Their success was unfortunately short-lived. Disaster hit in the form of poor performances and financial struggles. Following the club to two successive relegations, Latchford found himself at the lowest point of his career.
Remembering his second year as a frustrating one, he declared “It definitely soured my second season on the pitch because of the things that were happening. Everything from the top to the bottom was not right. The more games we lost the worse things became.
“Once you get on a slide it is very hard to stop.
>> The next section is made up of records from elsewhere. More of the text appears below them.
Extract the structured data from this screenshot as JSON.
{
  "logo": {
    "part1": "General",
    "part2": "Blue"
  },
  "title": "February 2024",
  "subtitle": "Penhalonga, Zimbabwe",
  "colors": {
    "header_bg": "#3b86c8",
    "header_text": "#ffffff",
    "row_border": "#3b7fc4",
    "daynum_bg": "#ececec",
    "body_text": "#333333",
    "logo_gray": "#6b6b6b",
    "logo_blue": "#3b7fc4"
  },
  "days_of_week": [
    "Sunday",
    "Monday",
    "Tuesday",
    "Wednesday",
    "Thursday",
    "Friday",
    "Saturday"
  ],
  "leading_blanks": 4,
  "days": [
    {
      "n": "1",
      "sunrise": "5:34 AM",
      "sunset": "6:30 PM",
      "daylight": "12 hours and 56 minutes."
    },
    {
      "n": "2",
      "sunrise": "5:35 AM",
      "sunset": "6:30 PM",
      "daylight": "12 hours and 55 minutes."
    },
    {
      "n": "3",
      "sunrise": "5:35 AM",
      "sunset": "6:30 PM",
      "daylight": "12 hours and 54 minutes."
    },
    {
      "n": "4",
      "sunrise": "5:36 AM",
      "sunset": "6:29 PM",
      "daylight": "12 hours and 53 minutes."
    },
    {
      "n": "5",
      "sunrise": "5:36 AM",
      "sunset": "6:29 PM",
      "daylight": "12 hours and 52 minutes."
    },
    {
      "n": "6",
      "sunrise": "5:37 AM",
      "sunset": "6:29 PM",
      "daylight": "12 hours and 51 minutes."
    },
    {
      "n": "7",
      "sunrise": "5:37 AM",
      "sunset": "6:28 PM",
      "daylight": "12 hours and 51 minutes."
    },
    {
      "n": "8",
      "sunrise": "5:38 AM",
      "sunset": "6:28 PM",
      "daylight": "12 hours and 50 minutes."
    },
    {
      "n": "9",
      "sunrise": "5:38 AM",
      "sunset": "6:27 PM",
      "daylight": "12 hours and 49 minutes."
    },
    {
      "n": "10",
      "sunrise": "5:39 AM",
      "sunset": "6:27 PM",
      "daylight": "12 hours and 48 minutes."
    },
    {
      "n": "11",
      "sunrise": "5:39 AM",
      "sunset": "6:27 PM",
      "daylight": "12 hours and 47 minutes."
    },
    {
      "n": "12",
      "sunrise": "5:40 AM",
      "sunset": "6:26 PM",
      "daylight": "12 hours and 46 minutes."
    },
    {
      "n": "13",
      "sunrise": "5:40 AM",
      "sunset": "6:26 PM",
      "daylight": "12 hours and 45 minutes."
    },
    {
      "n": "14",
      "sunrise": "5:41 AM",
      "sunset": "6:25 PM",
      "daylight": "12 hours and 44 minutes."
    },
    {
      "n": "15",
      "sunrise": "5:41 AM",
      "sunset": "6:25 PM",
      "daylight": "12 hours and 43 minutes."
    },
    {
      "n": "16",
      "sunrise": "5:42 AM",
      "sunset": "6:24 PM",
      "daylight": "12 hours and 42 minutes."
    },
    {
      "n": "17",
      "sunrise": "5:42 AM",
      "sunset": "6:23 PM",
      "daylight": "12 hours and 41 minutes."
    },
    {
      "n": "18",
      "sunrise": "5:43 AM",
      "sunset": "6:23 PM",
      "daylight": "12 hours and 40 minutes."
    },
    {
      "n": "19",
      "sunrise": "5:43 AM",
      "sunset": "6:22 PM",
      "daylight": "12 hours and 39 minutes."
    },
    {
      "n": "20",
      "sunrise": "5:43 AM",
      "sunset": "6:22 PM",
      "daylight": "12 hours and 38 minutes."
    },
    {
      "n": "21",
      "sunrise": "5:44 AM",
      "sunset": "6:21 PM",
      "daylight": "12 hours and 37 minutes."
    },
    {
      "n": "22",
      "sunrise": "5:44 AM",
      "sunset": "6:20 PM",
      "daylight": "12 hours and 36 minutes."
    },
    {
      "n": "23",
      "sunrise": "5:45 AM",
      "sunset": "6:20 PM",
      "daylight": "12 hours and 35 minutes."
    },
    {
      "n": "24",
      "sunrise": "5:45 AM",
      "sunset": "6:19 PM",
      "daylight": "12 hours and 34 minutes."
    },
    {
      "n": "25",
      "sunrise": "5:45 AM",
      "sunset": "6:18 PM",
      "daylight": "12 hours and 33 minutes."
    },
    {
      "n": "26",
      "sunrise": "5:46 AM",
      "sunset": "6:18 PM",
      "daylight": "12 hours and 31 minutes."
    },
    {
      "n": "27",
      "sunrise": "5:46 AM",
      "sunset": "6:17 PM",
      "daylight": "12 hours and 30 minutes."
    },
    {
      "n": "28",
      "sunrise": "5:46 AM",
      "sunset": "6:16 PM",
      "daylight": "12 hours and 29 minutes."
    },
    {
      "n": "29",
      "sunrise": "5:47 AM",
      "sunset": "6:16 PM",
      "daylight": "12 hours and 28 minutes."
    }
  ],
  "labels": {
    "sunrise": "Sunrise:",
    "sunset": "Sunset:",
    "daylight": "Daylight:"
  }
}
I always felt if we could have survived that season we would have been there for much longer.”
Before their eventual return in 2011 to the summit of English football, Latchford held the honour of scoring the last goal in Swansea’s top flight history.
“I hadn’t realised I was still Swansea’s last goal scorer in the top flight, it’s incredible really,” he said on the dawn of Swansea’s first ever Premier League participation.
“In all honesty I don’t remember the goal, I don’t remember many of the goals I scored in that second season in the First Division because so many things were going on at the club and they got in the way of the football.”
Regardless of his time at the club being marred by outside factors, Latchford goes down as one of Swansea’s most beloved legends, namely for his goals but also for his loyalty.
Latchford struck himself into the hearts of Swans’ fans by not abandoning the team after their first relegation, regardless of offers from Chelsea and Leicester City.
It was with their fall to the Third Division when he eventually had to leave the team - all fans, players and staff alike agreeing he was too good to stay.
A BUSY END TO A BUSY CAREER
After leaving Swansea City at 33 years of age, Latchford went on to play for a host of other clubs.
He scored 13 goals in 16 appearances for Dutch side NAC Breda before coming back to England to play for Coventry and Lincoln City.
He went on loan from Lincoln in 1986 to Newport County where he played 20 games before joining other Welsh side, Merthyr Tydfil.
It was during his time at Merthyr that Latchford scored arguably one of the most influential goals of his career. Drawing his side level in the 1986 Welsh Cup final against his old side Newport County, he earned his side a replay and eventual Welsh Cup success.